# What is the noise tolerance?

The voltage in a digital circuit may be designed to vary between 0.0 and 1.2v. Any voltage below 0.5v is considered logic ‘0’, and any voltage above 0.7v is considered logic 1. Then the noise tolerance of 0 is a signal with a voltage value below 0.5v, and the noise tolerance of ‘1’ is a signal with a voltage value above 0.7v. Generally speaking, it is the allowable noise limit of the whole circuit.

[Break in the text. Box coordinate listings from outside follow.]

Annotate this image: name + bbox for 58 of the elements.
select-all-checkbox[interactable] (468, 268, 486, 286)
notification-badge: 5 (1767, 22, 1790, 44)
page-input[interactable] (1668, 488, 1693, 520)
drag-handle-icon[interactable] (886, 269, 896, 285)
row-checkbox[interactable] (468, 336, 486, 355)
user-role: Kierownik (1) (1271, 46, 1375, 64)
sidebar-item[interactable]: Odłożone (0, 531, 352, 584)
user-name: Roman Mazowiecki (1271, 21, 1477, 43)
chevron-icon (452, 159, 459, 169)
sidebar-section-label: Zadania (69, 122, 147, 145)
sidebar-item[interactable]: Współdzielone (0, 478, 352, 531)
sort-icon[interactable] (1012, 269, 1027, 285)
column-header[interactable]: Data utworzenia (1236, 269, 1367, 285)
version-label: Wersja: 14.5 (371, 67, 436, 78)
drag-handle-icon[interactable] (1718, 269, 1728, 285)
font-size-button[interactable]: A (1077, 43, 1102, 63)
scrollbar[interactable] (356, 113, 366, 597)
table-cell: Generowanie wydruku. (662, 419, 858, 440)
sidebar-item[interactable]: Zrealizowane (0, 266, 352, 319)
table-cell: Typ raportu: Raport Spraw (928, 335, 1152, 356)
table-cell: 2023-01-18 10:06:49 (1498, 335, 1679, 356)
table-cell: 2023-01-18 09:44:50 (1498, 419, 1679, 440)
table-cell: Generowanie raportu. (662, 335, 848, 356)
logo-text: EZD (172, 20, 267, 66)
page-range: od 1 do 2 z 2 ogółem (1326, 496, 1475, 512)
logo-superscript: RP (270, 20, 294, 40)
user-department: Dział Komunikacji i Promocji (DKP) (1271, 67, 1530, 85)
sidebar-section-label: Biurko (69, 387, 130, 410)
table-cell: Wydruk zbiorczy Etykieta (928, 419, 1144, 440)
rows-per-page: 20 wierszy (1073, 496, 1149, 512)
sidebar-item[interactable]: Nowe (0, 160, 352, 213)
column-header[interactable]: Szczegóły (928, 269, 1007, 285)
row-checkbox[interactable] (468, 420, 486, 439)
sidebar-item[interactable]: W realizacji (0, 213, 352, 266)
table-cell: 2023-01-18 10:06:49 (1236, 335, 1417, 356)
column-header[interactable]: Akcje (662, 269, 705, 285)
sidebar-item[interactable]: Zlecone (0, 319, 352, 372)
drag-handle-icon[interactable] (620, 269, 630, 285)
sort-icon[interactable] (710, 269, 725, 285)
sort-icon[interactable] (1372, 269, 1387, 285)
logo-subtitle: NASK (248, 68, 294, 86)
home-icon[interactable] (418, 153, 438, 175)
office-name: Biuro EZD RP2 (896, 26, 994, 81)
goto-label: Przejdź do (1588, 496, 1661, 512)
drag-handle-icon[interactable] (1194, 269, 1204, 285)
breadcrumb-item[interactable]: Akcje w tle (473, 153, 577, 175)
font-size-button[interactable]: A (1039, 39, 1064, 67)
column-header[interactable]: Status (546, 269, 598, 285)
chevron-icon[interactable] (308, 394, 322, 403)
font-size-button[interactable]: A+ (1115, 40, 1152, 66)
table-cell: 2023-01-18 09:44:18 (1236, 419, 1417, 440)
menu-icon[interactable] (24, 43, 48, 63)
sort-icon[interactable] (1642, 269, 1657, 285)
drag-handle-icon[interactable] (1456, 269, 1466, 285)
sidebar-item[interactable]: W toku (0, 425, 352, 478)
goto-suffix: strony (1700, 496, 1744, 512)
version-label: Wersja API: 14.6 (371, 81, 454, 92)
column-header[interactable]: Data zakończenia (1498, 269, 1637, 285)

The rated high level and low level of TTL circuit are 2.4v and 0.4v respectively, and the minimum identifiable level (i.e. critical identifiable level) is 2v and 0.8v. That is, the height level of the system is identified as 2.4v, but if a signal appears to be 2v voltage after being superposed by noise, it can also be identified as high level; Low level rated identification is 0.4v. If a signal shows 0.8v voltage after being superposed by noise, it can also be identified as low level. The noise tolerance of both high and low levels of TTL is 0.4v, which means that when the allowable noise swing/jitter superimposed on the signal level is less than 0.4v, it will not affect the correct identification of logic. The noise tolerance is the allowable noise amplitude margin superimposed on the signal level. The noise signal within the noise tolerance is allowable and will not affect the correct identification. The noise tolerance is 0.4v, which means that the signal level can be allowed to have noise superimposed with a margin of less than 0.4v. In this case, the noise tolerance is not measured as an absolute voltage, and there is no ratio. The noise tolerance of CMOS chips is usually larger than TTL, because VOH is closer to the power supply voltage, and the minimum value is closer to zero.

In communications systems engineering, noise tolerance is the rate at which a signal exceeds a very small acceptable amount. It is usually measured in decibels.